25.ところが、夜中に、パウロとシラスが神に祈り、讃美の歌を歌っていて、囚人たちが二人の讃美に聞き入っていた。26.すると突然、大きな地震がおこった。そのために牢の土台が揺れ動き、たちまち戸がみな開き、全ての鎖も外れてしまった。27.看守は目を覚ましたが、牢の戸が開いているのを見て囚人たちが逃げてしまったものと思い、剣を抜いて自殺しようとした。28.しかしパウロが大声で叫んで、「自害してはいけない。わたしたちは皆ここにいる」と言った。29.看守は明かりを要求して(牢の中に)駆け込み、震えおののきながらパウロとシラスの前にひれ伏し、30.二人を外へ出して言った。「ご主人様方、わたしが救われるために何をすべきでしょうか」。31.二人は言った。「主イエスを信じなさい。そうすれば、あなたもあなたの家族も救われます」。32.そして二人は、看守と彼の家にいる者たち全員に主の言葉を語った。33.看守はその夜の時間に、二人を引き取ってその打ち傷を洗い、看守もその家族の者たちも皆、直ちにバプテスマを受けた。34.それから看守は二人を自分の家に連れて行って食事を提供し、神を信じる者になったことを家族共に喜んだ。

35.朝になると、長官たちは下役たちを送って、「あの人たちを釈放せよ」と言わせた。36.看守は、[これらの]言葉をパウロに伝え、「長官たちが(お二人を)解放するようにと(下役たちを)よこしました。ですから今、(ここを)出て、安らかにお行きください」と言った。37.しかし、パウロは下役たちに言った。「彼らはローマ帝国の市民であるわたしたちを裁判にもかけないで、公衆の面前で鞭打ち牢に入れておきながら、今ひそかにわたしたちを(牢から)出そうとするのか。それはいけない。長官たちが来てわたしたちを連れ出しなさい」。38.そこで下役たちは、これらの言葉を長官たちに報告した。すると彼らは、二人がローマ帝国の市民であると聞いて恐れ、39.やって来て二人を呼んで(牢から)連れ出し、この町から立ち去ってくれるようにと頼んだ。40.そこで二人は牢を出てリディアのところに行き、兄弟たちに会って彼らを励ましてから出発した。



●「自然の中で聴く聖書」使徒たちの働き 16章


★10~16節で突然「私たちは」と一人称複数となっていることから、「使徒たちの働き」の著者であるルカがパウロの第二次伝道旅行にリストラで加わったティモテと共に加わったか、アンティオキアから同行したと思われる。

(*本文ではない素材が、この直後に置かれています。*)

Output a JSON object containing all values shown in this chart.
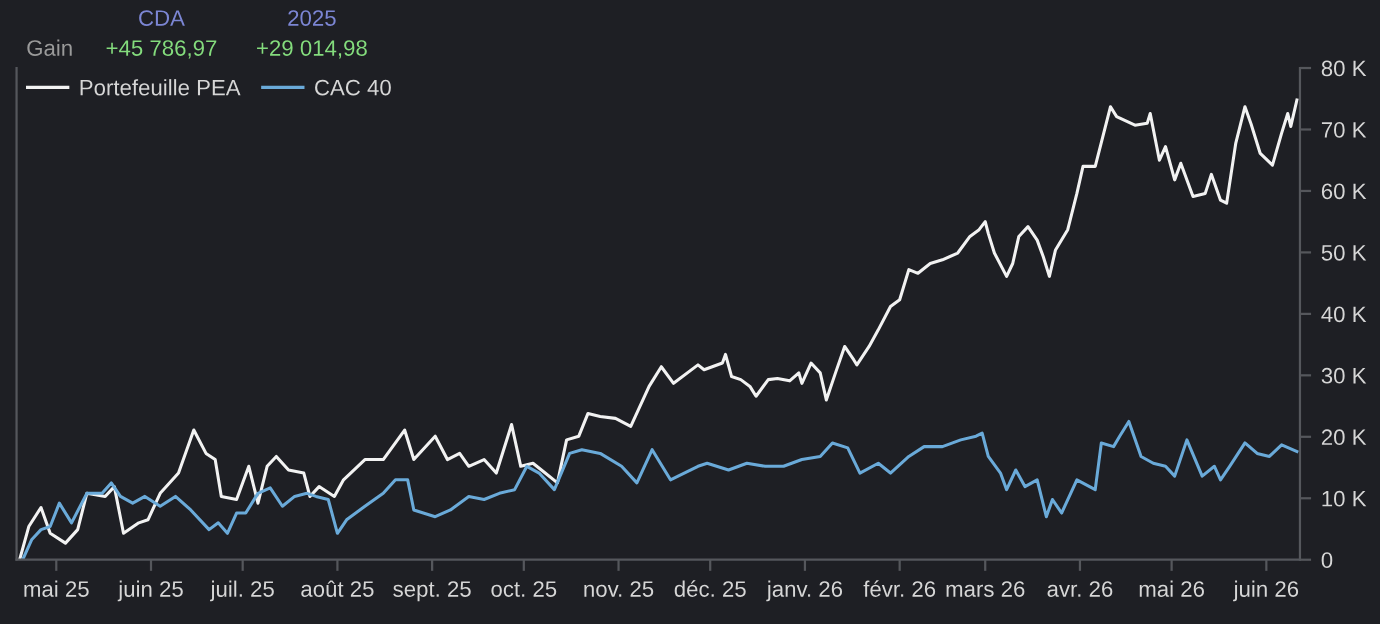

τί με δεῖ ποιεῖν ἵνα σωθῶ; (30)
 
 「わたしが救われるために何をすべきでしょうか」 δεῖ は(…ねばならない)の意味。この看守は救いのためにどんなことをすべきかをまず考えたのであった。人は救われるためには「なにかをしなければならない」と考えるかもしれないが、パウロの答えはただひとつ、「主イエスを信じなさい」であった。